Por isso, a partir da dinâmica simbólica, a lógica sacramental cristã diz que tudo é sacramental e que no sacramento, em certo modo, ao mesmo tempo, dá-se a realidade a que envia. Este é o fato fundamental da encarnação, ou seja, Deus se fez homem em Jesus Cristo, assim em Jesus Cristo, todos aqueles que o encontraram, os seus contemporâneos, aqueles que o viram, os evangelhos que o testemunham, eram levados a ver à Deus. Aqui podemos recordar as vezes que os discípulos pediam, mostra-nos o Pai e Jesus respondia: quem me vê, vê o Pai (cf. Jo 14,9). Jesus não é uma outra coisa. Ele não é somente um profeta que envia a Deus, como Isaías, Jeremias e tantos outros, maiores ou menores, mas é um sacramento de Deus, isto é, revela a Deus e contemporaneamente manifesta a sua presença viva, atuante e real.

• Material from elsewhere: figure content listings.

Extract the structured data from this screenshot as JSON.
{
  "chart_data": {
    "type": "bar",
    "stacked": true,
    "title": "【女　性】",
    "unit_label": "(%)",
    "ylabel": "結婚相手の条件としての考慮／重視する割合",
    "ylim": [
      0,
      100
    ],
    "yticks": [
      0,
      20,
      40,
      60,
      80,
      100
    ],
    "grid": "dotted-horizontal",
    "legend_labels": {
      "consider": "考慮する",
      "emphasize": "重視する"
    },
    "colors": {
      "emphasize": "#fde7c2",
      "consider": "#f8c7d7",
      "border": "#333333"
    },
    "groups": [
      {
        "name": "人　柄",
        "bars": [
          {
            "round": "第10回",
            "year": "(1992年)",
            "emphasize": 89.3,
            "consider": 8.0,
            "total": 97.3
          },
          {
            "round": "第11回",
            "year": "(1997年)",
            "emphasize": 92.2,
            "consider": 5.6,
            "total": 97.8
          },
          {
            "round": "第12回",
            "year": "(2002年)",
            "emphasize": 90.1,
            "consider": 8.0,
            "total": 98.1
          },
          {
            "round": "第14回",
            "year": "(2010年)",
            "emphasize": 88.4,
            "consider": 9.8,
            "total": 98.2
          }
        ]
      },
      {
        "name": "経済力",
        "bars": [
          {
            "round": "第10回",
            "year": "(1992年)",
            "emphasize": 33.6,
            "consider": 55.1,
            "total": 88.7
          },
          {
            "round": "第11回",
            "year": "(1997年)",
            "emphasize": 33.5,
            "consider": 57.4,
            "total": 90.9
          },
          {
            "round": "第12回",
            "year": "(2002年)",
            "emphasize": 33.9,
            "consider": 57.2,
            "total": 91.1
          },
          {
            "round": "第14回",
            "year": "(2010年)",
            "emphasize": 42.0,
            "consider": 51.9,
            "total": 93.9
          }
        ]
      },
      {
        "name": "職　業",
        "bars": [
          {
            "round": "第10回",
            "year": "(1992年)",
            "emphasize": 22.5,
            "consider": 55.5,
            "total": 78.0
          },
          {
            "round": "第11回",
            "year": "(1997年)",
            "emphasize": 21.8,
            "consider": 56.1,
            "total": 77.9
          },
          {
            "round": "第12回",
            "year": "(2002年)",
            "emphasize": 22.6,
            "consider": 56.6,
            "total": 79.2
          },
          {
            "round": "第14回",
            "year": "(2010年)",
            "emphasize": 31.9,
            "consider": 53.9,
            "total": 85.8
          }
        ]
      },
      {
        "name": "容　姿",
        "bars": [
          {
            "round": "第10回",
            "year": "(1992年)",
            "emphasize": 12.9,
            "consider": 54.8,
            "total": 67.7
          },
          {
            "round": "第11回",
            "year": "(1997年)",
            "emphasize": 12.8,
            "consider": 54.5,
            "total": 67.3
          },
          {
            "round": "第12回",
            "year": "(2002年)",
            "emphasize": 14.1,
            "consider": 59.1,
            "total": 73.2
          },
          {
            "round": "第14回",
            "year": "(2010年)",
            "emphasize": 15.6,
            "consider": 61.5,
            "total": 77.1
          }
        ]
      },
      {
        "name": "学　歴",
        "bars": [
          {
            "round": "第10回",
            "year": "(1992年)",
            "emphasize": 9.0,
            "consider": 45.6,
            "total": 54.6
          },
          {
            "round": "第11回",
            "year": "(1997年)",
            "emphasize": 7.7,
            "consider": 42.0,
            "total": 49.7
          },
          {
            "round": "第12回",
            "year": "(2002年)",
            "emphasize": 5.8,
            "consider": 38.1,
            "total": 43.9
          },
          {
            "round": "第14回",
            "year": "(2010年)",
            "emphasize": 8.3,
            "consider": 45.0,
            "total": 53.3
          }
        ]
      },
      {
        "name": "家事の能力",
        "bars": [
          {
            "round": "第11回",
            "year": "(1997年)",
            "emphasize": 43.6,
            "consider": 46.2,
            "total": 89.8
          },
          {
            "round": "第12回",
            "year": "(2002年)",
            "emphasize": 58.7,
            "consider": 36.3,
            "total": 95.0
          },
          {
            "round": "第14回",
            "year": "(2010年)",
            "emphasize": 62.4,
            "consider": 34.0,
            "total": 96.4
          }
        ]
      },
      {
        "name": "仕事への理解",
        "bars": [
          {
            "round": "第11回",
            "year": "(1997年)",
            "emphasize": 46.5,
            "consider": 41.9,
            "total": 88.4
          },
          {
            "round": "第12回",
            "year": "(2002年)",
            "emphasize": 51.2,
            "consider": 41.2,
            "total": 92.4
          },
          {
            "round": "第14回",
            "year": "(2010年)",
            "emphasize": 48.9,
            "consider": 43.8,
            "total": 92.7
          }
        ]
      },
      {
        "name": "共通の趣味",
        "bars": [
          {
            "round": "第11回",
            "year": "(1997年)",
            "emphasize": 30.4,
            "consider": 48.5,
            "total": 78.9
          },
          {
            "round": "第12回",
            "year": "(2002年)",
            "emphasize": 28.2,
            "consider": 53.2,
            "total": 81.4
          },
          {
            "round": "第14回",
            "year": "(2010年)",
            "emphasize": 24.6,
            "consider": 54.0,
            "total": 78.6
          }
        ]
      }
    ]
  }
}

Nessa perspectiva, diante da sempre constante e da futura memória, “todos irmãos”, somos convidados a ver que o irmão, seja ele quem for, é sacramento porque revela Cristo Deus e contemporaneamente manifesta a sua presença viva, atuante e real. O irmão é sacramento porque é terra sagrada onde devo entrar com os pés descalços. O irmão é sacramento porque me dá a possibilidade de arrancar-me de mim mesmo e da minha necessidade materialista, fundamentalista e individualista de consumir. Enfim, o irmão é sacramento quando não faço dele meu objeto de manipulação e de posse.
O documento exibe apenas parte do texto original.